Oh sure, if you want to take the Doylist perspective. Us Watsonians would rather have a facy explanation involving the evolutionary path of Merfolk wizards.
What do you mean it’s not the real world? I just had lunch with my Sarnothi coworker yesterday. Not sure what weird parallel universe you are reading from. But hey if you want to see what that poisonous saliva can do, feel free to tell my coworker he’s not real. He’s a good guy but kinda got a temper ya know?
Some sweet things taste very much like that to me as well.
I HATE caramel with a passion, but butterscotch is okay, even though I’ve been assured those tastes are quite similar (and similarly derived from brown sugar and butter).

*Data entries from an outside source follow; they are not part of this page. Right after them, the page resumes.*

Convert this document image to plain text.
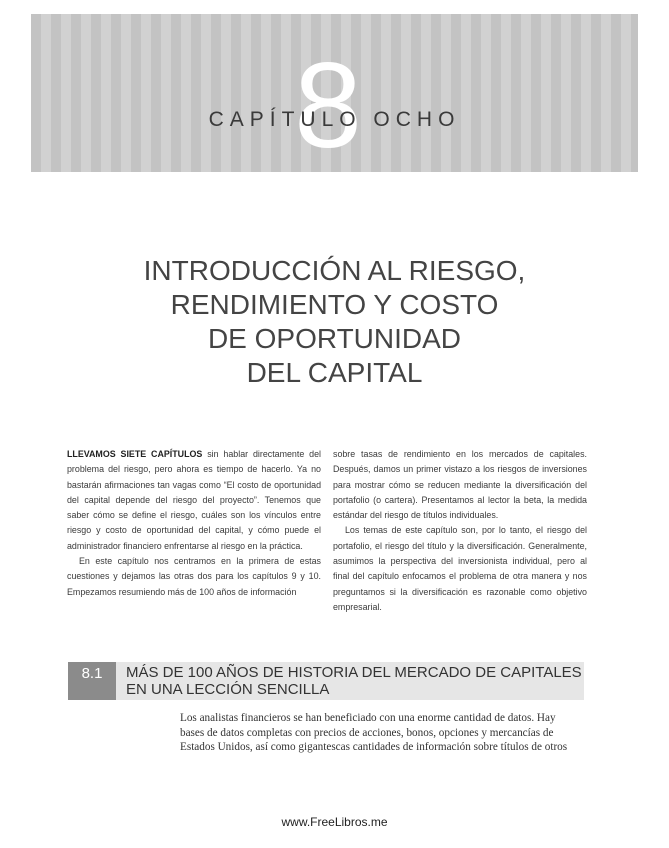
8
CAPÍTULO OCHO
INTRODUCCIÓN AL RIESGO,
RENDIMIENTO Y COSTO
DE OPORTUNIDAD
DEL CAPITAL

LLEVAMOS SIETE CAPÍTULOS sin hablar directamente del problema del riesgo, pero ahora es tiempo de hacerlo. Ya no bastarán afirmaciones tan vagas como “El costo de oportunidad del capital depende del riesgo del proyecto”. Tenemos que saber cómo se define el riesgo, cuáles son los vínculos entre riesgo y costo de oportunidad del capital, y cómo puede el administrador financiero enfrentarse al riesgo en la práctica.

En este capítulo nos centramos en la primera de estas cuestiones y dejamos las otras dos para los capítulos 9 y 10. Empezamos resumiendo más de 100 años de información

sobre tasas de rendimiento en los mercados de capitales. Después, damos un primer vistazo a los riesgos de inversiones para mostrar cómo se reducen mediante la diversificación del portafolio (o cartera). Presentamos al lector la beta, la medida estándar del riesgo de títulos individuales.

Los temas de este capítulo son, por lo tanto, el riesgo del portafolio, el riesgo del título y la diversificación. Generalmente, asumimos la perspectiva del inversionista individual, pero al final del capítulo enfocamos el problema de otra manera y nos preguntamos si la diversificación es razonable como objetivo empresarial.

8.1	MÁS DE 100 AÑOS DE HISTORIA DEL MERCADO DE CAPITALES
EN UNA LECCIÓN SENCILLA
Los analistas financieros se han beneficiado con una enorme cantidad de datos. Hay
bases de datos completas con precios de acciones, bonos, opciones y mercancías de
Estados Unidos, así como gigantescas cantidades de información sobre títulos de otros
www.FreeLibros.me
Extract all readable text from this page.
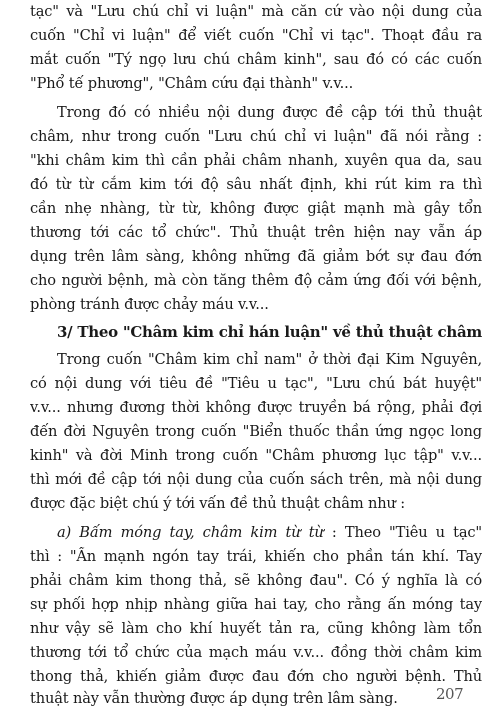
tạc" và "Lưu chú chỉ vi luận" mà căn cứ vào nội dung của
cuốn "Chỉ vi luận" để viết cuốn "Chỉ vi tạc". Thoạt đầu ra
mắt cuốn "Tý ngọ lưu chú châm kinh", sau đó có các cuốn
"Phổ tế phương", "Châm cứu đại thành" v.v...
Trong đó có nhiều nội dung được đề cập tới thủ thuật
châm, như trong cuốn "Lưu chú chỉ vi luận" đã nói rằng :
"khi châm kim thì cần phải châm nhanh, xuyên qua da, sau
đó từ từ cắm kim tới độ sâu nhất định, khi rút kim ra thì
cần nhẹ nhàng, từ từ, không được giật mạnh mà gây tổn
thương tới các tổ chức". Thủ thuật trên hiện nay vẫn áp
dụng trên lâm sàng, không những đã giảm bớt sự đau đớn
cho người bệnh, mà còn tăng thêm độ cảm ứng đối với bệnh,
phòng tránh được chảy máu v.v...
3/ Theo "Châm kim chỉ hán luận" về thủ thuật châm
Trong cuốn "Châm kim chỉ nam" ở thời đại Kim Nguyên,
có nội dung với tiêu đề "Tiêu u tạc", "Lưu chú bát huyệt"
v.v... nhưng đương thời không được truyền bá rộng, phải đợi
đến đời Nguyên trong cuốn "Biển thuốc thần ứng ngọc long
kinh" và đời Minh trong cuốn "Châm phương lục tập" v.v...
thì mới đề cập tới nội dung của cuốn sách trên, mà nội dung
được đặc biệt chú ý tới vấn đề thủ thuật châm như :
a) Bấm móng tay, châm kim từ từ : Theo "Tiêu u tạc"
thì : "Ấn mạnh ngón tay trái, khiến cho phần tán khí. Tay
phải châm kim thong thả, sẽ không đau". Có ý nghĩa là có
sự phối hợp nhịp nhàng giữa hai tay, cho rằng ấn móng tay
như vậy sẽ làm cho khí huyết tản ra, cũng không làm tổn
thương tới tổ chức của mạch máu v.v... đồng thời châm kim
thong thả, khiến giảm được đau đớn cho người bệnh. Thủ
thuật này vẫn thường được áp dụng trên lâm sàng.	207
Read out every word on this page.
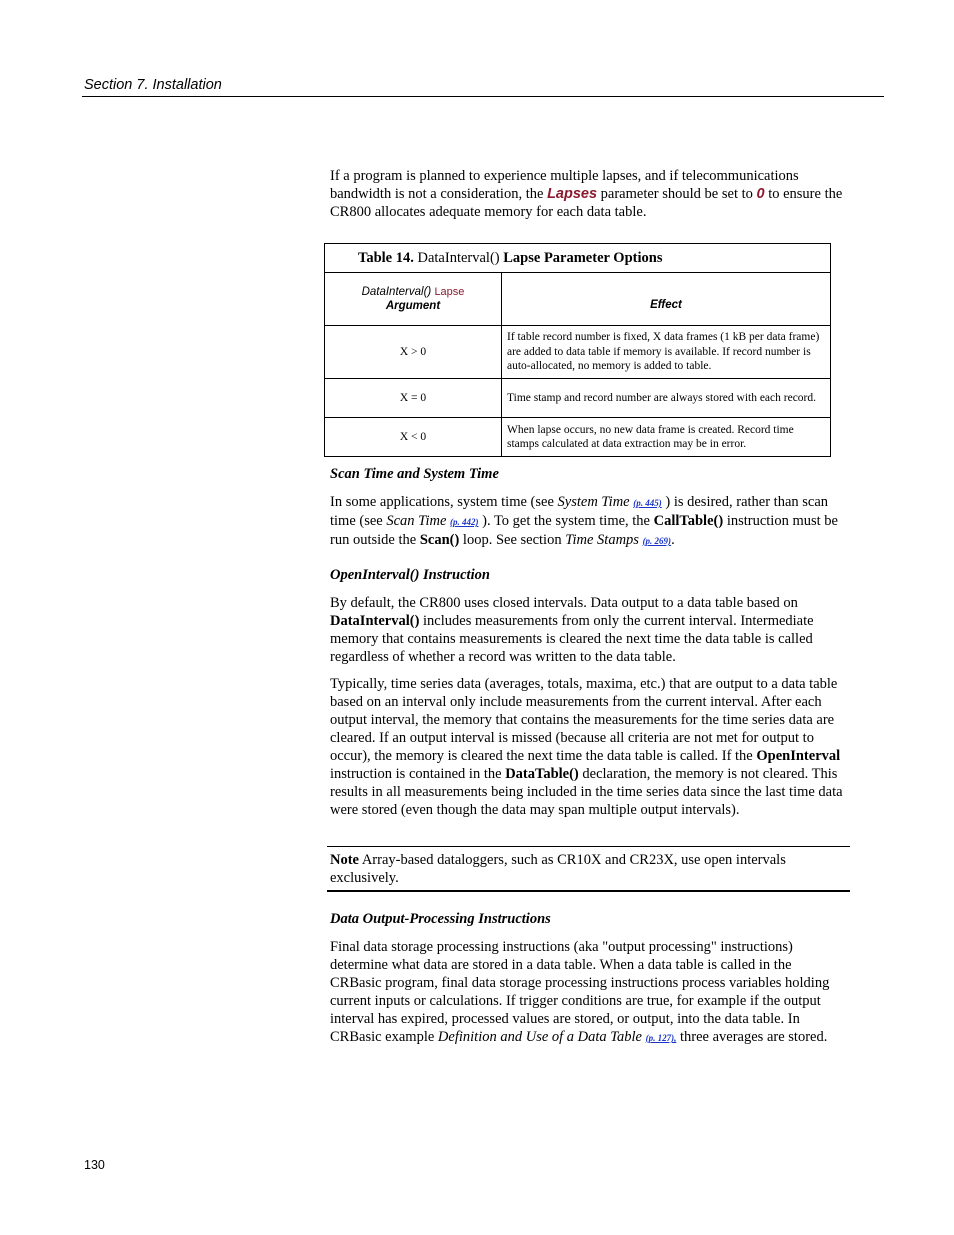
Section 7. Installation

If a program is planned to experience multiple lapses, and if telecommunications bandwidth is not a consideration, the Lapses parameter should be set to 0 to ensure the CR800 allocates adequate memory for each data table.

Table 14. DataInterval() Lapse Parameter Options	
DataInterval() Lapse
Argument	Effect
X > 0	If table record number is fixed, X data frames (1 kB per data frame) are added to data table if memory is available. If record number is auto-allocated, no memory is added to table.
X = 0	Time stamp and record number are always stored with each record.
X < 0	When lapse occurs, no new data frame is created. Record time stamps calculated at data extraction may be in error.
Scan Time and System Time

In some applications, system time (see System Time (p. 445) ) is desired, rather than scan time (see Scan Time (p. 442) ). To get the system time, the CallTable() instruction must be run outside the Scan() loop. See section Time Stamps (p. 269).

OpenInterval() Instruction

By default, the CR800 uses closed intervals. Data output to a data table based on DataInterval() includes measurements from only the current interval. Intermediate memory that contains measurements is cleared the next time the data table is called regardless of whether a record was written to the data table.

Typically, time series data (averages, totals, maxima, etc.) that are output to a data table based on an interval only include measurements from the current interval. After each output interval, the memory that contains the measurements for the time series data are cleared. If an output interval is missed (because all criteria are not met for output to occur), the memory is cleared the next time the data table is called. If the OpenInterval instruction is contained in the DataTable() declaration, the memory is not cleared. This results in all measurements being included in the time series data since the last time data were stored (even though the data may span multiple output intervals).

Note Array-based dataloggers, such as CR10X and CR23X, use open intervals exclusively.
Data Output-Processing Instructions

Final data storage processing instructions (aka "output processing" instructions) determine what data are stored in a data table. When a data table is called in the CRBasic program, final data storage processing instructions process variables holding current inputs or calculations. If trigger conditions are true, for example if the output interval has expired, processed values are stored, or output, into the data table. In CRBasic example Definition and Use of a Data Table (p. 127), three averages are stored.

130
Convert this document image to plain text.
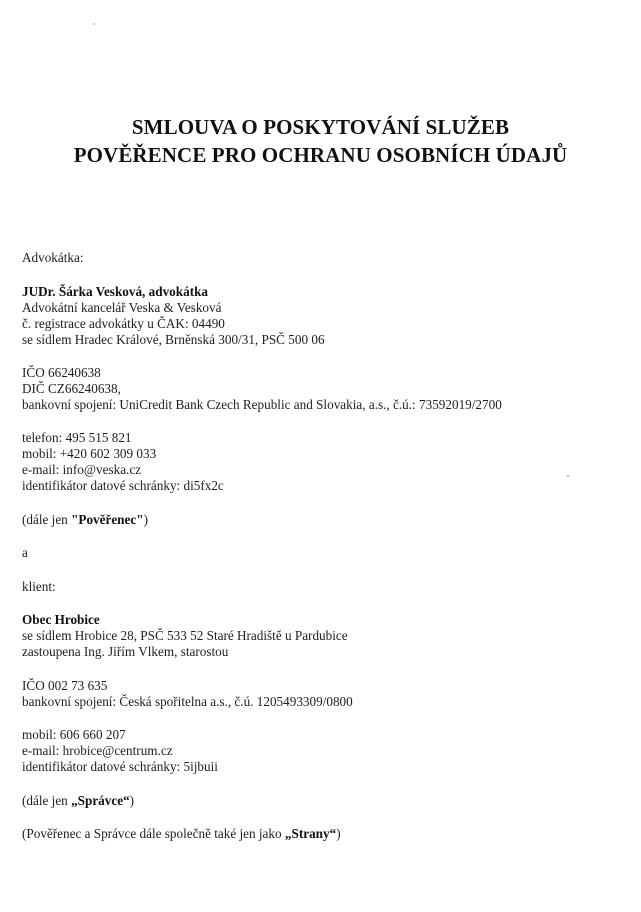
SMLOUVA O POSKYTOVÁNÍ SLUŽEB
POVĚŘENCE PRO OCHRANU OSOBNÍCH ÚDAJŮ
Advokátka:
JUDr. Šárka Vesková, advokátka
Advokátní kancelář Veska & Vesková
č. registrace advokátky u ČAK: 04490
se sídlem Hradec Králové, Brněnská 300/31, PSČ 500 06
IČO 66240638
DIČ CZ66240638,
bankovní spojení: UniCredit Bank Czech Republic and Slovakia, a.s., č.ú.: 73592019/2700
telefon: 495 515 821
mobil: +420 602 309 033
e-mail: info@veska.cz
identifikátor datové schránky: di5fx2c
(dále jen "Pověřenec")
a
klient:
Obec Hrobice
se sídlem Hrobice 28, PSČ 533 52 Staré Hradiště u Pardubice
zastoupena Ing. Jiřím Vlkem, starostou
IČO 002 73 635
bankovní spojení: Česká spořitelna a.s., č.ú. 1205493309/0800
mobil: 606 660 207
e-mail: hrobice@centrum.cz
identifikátor datové schránky: 5ijbuii
(dále jen „Správce“)
(Pověřenec a Správce dále společně také jen jako „Strany“)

I’m fine with varying degrees of spicy, be it Asian or Latin American spiciness, but sweets vary WIDELY and WILDLY to my tastebuds.
I like raisins, though.
I also LOVE Code Red Mountain Dew.
I hate almost everything with vanilla in it though.
Chocolate is not preferred, though okay as a wrapper for things like peppermint.
I assure you that I am, at least nominally, human.
Agreed, can confirm, different spices react differently with different people. My Mate doesn’t like bitter foods, I love bitter foods, but what each of us have on the list as bitter, leads to battles.
Bitter, bitter, battles….
Bravo sir, bravo
ISTG when my youngest does something and injures himself I give him the SAME LOOK and ask him :Did we learn our lesson?
A lot of times it’s a giggling no XD
In panel one, the contents of the cup are colored the same as his hand, not purple like in the rest of the panels.